The Green Team services focus on irrigation repairs, sprinkler system installations, season start-up and shut-down, fertilizing, tree treatments and water features. Larsen has put a lot of focus on marketing the Green Team as its own brand.
“We’ve worked hard at distinguishing and branding that division as a totally separate, specialized group within our company,” Larsen says. “We have established ourselves as the experts in green lawns.”
While the company has seen a lot of success, like any business, it’s not without its challenges. Larsen says the biggest challenge he’s faced is giving employees an “open checkbook,” so to speak, when it comes to their time and services.
With approximately 70 employees, Larsen isn’t always able to keep exact tabs on his employees and that has posed some problems in the past.
“We’ve had jobs where at the end of the day, the irrigation charge has gotten a bit out of control,” he says. “Then we’re left having to do a lot of justification with our clients and maybe even some price reduction. That’s jeopardized some client relationships. The client might say, ‘There is no way this job should have taken 20 hours’ and I’ll recognize that the employees probably took their time since they get paid by the hour.” So Larsen has made some key changes to help combat this challenge. “When we fill out a purchase order, we now set a time constraint,” Larsen says.
“We may tell them they are allotted five hours to do a job. Once they reach five hours, if they still have work to be done, they are required to call in and have the additional hours approved. If they fail to do so, they only get paid for the five hours since they did not comply with company protocol.”
Larsen says that clamping down on communication with technicians and putting the responsibility in their court, has made a huge difference.
It’s also helped improve relationships with clients since it eliminates the element of surprise when it comes to cost. “If the crew says they need 15 more man hours, we first check with the client before approving the work,” Larsen says.
“We will tell them that the issue has been diagnosed but the crew needs 15 more hours to work. Then we can tell them exactly what that additional work will cost them in labor time and parts. And we ask the client if it’s OK to proceed.” L&L
Inform the customer
An uneducated client can become an angry client.
Since some people still don’t understand the value of water availability and usage, customers can jump to the wrong conclusions when it comes to the services you are providing.
“We’ll send a bill for a valve that costs us $200 because it’s a cream of the crop Rain Bird product and the client will come back at us and say they saw the same valve at Home Depot for $15,” says Rudy Larsen, president of Lawn Butler, a Utah-based landscape and irrigation company.

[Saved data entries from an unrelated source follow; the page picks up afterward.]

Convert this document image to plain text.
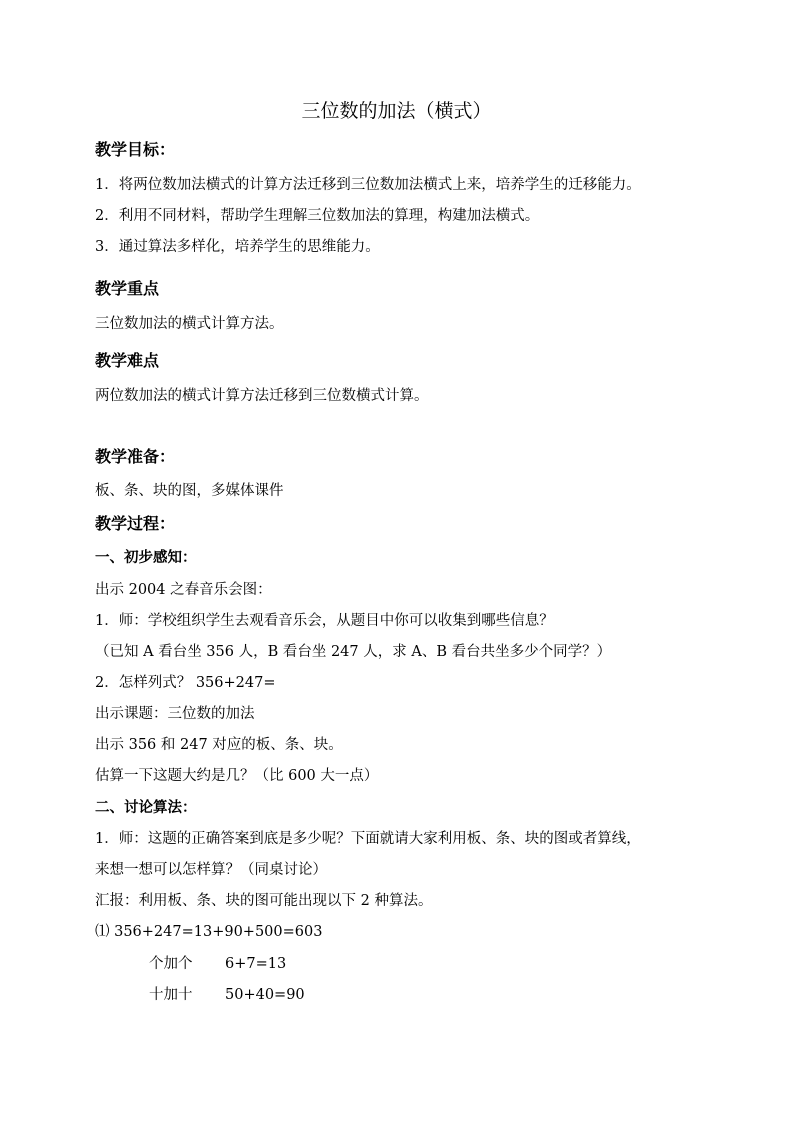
三位数的加法（横式）
教学目标：
1．将两位数加法横式的计算方法迁移到三位数加法横式上来，培养学生的迁移能力。
2．利用不同材料，帮助学生理解三位数加法的算理，构建加法横式。
3．通过算法多样化，培养学生的思维能力。
教学重点
三位数加法的横式计算方法。
教学难点
两位数加法的横式计算方法迁移到三位数横式计算。
教学准备：
板、条、块的图，多媒体课件
教学过程：
一、初步感知：
出示 2004 之春音乐会图：
1．师：学校组织学生去观看音乐会，从题目中你可以收集到哪些信息？
（已知 A 看台坐 356 人，B 看台坐 247 人，求 A、B 看台共坐多少个同学？）
2．怎样列式？ 356+247=
出示课题：三位数的加法
出示 356 和 247 对应的板、条、块。
估算一下这题大约是几？（比 600 大一点）
二、讨论算法：
1．师：这题的正确答案到底是多少呢？下面就请大家利用板、条、块的图或者算线，
来想一想可以怎样算？（同桌讨论）
汇报：利用板、条、块的图可能出现以下 2 种算法。
⑴ 356+247=13+90+500=603
个加个	6+7=13
十加十	50+40=90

“Of course, it’s nowhere near the same valve but getting the customer to understand that is the challenge.”
Larsen says that real-life examples go a long way. He always likes to use the story of a client who hired him to help bring down his $500 per month irrigation bill.
The problem with this particular client’s system was that it was outdated with low quality parts.

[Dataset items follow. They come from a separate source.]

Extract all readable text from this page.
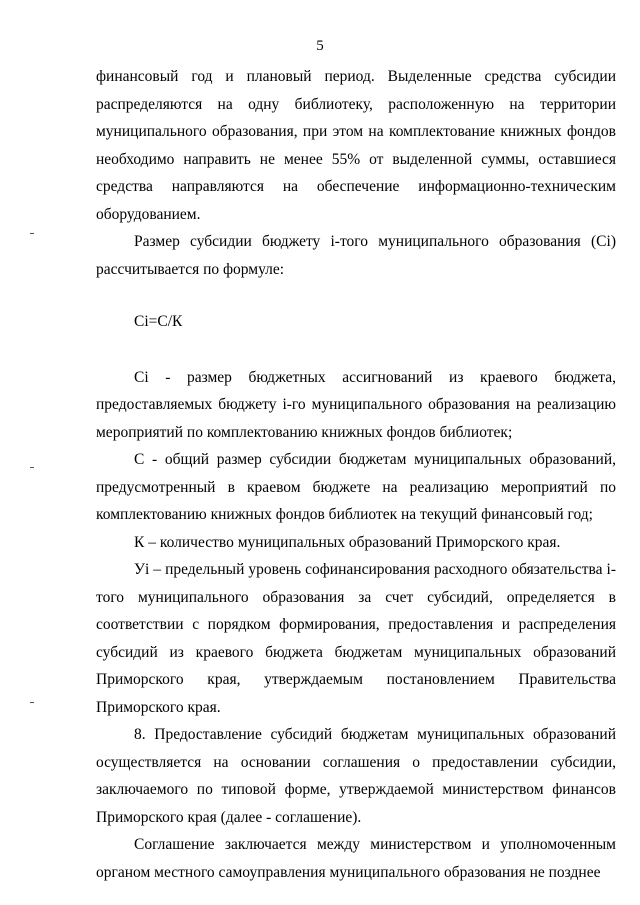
5

финансовый год и плановый период. Выделенные средства субсидии распределяются на одну библиотеку, расположенную на территории муниципального образования, при этом на комплектование книжных фондов необходимо направить не менее 55% от выделенной суммы, оставшиеся средства направляются на обеспечение информационно-техническим оборудованием.

Размер субсидии бюджету i-того муниципального образования (Ci) рассчитывается по формуле:

Ci=С/К

Ci - размер бюджетных ассигнований из краевого бюджета, предоставляемых бюджету i-го муниципального образования на реализацию мероприятий по комплектованию книжных фондов библиотек;

С - общий размер субсидии бюджетам муниципальных образований, предусмотренный в краевом бюджете на реализацию мероприятий по комплектованию книжных фондов библиотек на текущий финансовый год;

К – количество муниципальных образований Приморского края.

Уi – предельный уровень софинансирования расходного обязательства i-того муниципального образования за счет субсидий, определяется в соответствии с порядком формирования, предоставления и распределения субсидий из краевого бюджета бюджетам муниципальных образований Приморского края, утверждаемым постановлением Правительства Приморского края.

8. Предоставление субсидий бюджетам муниципальных образований осуществляется на основании соглашения о предоставлении субсидии, заключаемого по типовой форме, утверждаемой министерством финансов Приморского края (далее - соглашение).

Соглашение заключается между министерством и уполномоченным органом местного самоуправления муниципального образования не позднее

“The first year he spent $10,000 in sprinkler repairs,” Larsen says.
“The next year it was $5,000, which was what he spent the year he’d hired me. But the third year it was $562 and the fourth year it was $300. We had to set the standard, install the right products, and ultimately get the problem to go away.
“But if you don’t explain to the customer why you’re charging more for a premium product and service, they’ll hire the company that’s charging less but will throw together a system that will ultimately cost the client much more money.”